On Wednesday, the Minister stuck to his position that as long as he holds his current function he will do what is necessary to guarantee quality care at SMMC. He also told reporters at the Council of Ministers press briefing on Wednesday that the Inspectorate of Public Health was an independently functioning body that was not obligated to inform him of every decision it made.
He was alluding to a press release he had issued on Sunday regarding the SMMC issue. The Inspectorate had placed SMMC under higher supervision on Saturday.
De Weever said the Inspectorate was free to issue “sanctions” against SMMC if it considered it necessary. “They are free to do so. They do not necessarily have to communicate with me about that, because they act on their own,” he said. “If I have to interfere in everything that the Inspectorate does, I’ll be doing their job. That’s the reason for the Inspectorate being independent.”
On the issue of corporate governance, De Weever said he had expressed his belief from the inception of his “amicable meetings” with SMMC that the Corporate Governance Council should be involved to some degree, “because we are a country as of 10/10/10 and their involvement, I believe, is essential as well.”
The minister said that whether the Corporate Governance Council or Corporate Governance Code was used, “I believe that would be doing things the right way.”
He said the Corporate Governance Council had been asked in a letter dated May 7 about its role and involvement with the medical centre and articles of incorporation.
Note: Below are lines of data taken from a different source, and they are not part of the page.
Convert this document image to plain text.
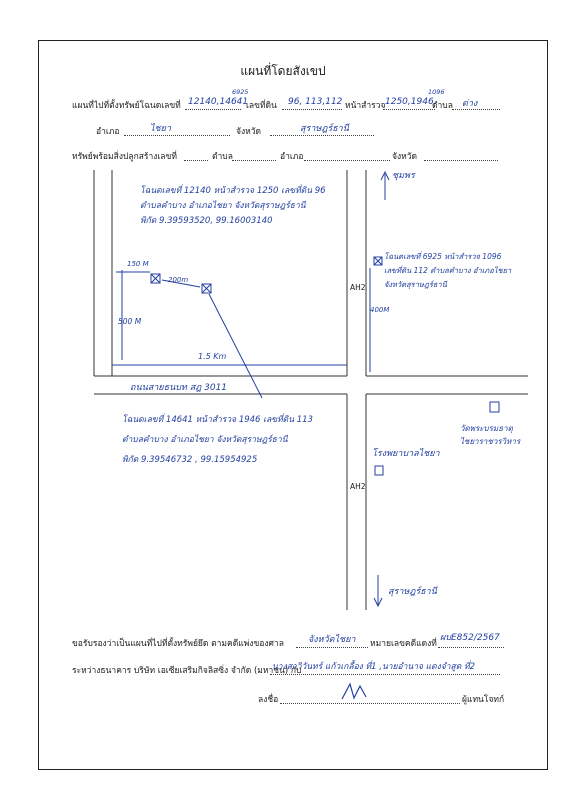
แผนที่โดยสังเขป
แผนที่ไปที่ตั้งทรัพย์โฉนดเลขที่ 12140,14641
6925
เลขที่ดิน 96, 113,112 หน้าสำรวจ 1250,1946,
1096
ตำบล ด่าง
อำเภอ	ไชยา	จังหวัด	สุราษฎร์ธานี
ทรัพย์พร้อมสิ่งปลูกสร้างเลขที่	ตำบล	อำเภอ	จังหวัด
โฉนดเลขที่ 12140 หน้าสำรวจ 1250 เลขที่ดิน 96
ตำบลคำบาง อำเภอไชยา จังหวัดสุราษฎร์ธานี
พิกัด 9.39593520, 99.16003140
โฉนดเลขที่ 6925 หน้าสำรวจ 1096
เลขที่ดิน 112 ตำบลคำบาง อำเภอไชยา
จังหวัดสุราษฎร์ธานี
โฉนดเลขที่ 14641 หน้าสำรวจ 1946 เลขที่ดิน 113
ตำบลคำบาง อำเภอไชยา จังหวัดสุราษฎร์ธานี
พิกัด 9.39546732 , 99.15954925
150 M
200m
500 M
1.5 Km
400M
ถนนสายธนบท สฎ 3011
AH2
AH2
ชุมพร
สุราษฎร์ธานี
โรงพยาบาลไชยา
วัดพระบรมธาตุ
ไชยาราชวรวิหาร
ขอรับรองว่าเป็นแผนที่ไปที่ตั้งทรัพย์ยึด ตามคดีแพ่งของศาล	จังหวัดไชยา หมายเลขคดีแดงที่
ผบE852/2567
ระหว่างธนาคาร บริษัท เอเซียเสริมกิจลิสซิ่ง จำกัด (มหาชน) กับ
นางสาวิวันทร์ แก้วเกลื้อง ที่1 ,นายอำนาจ แดงจำสูด ที่2
ลงชื่อ	ผู้แทนโจทก์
A response was received on September 11. He also spoke about letters dated July 19 and July 21.
He said, “Those who believe it [SMMC, ed.] is a private foundation and that in their opinion they can even have their lawyers make statements to me, it is okay. I have responsibility as Minister of Public Health to make sure the safety of the people of St. Maarten and if I can’t do my job …
“While I sit on this chair this will not happen. This will not happen as long as I am sitting in this chair and I need to make this extremely clear to everyone. That’s my job and that’s what I have to do and I will not apologise for doing my job. If I have to end up in court then so be it.”
Responding to statements questioning why he had not been called to Parliament, the minister said he had been called to Parliament.
He said he never had requested that the Supervisory Council members resign, but rather had requested in a letter dated August 31 that they “reconsider their positions,” which he said was different from requesting that they resign.
“You can interpret it or misinterpret it. I did what I felt was the best choice. If I ask you to reconsider you can reconsider or not. I think it warranted them to reconsider, because of the process and the way it was done,” he said.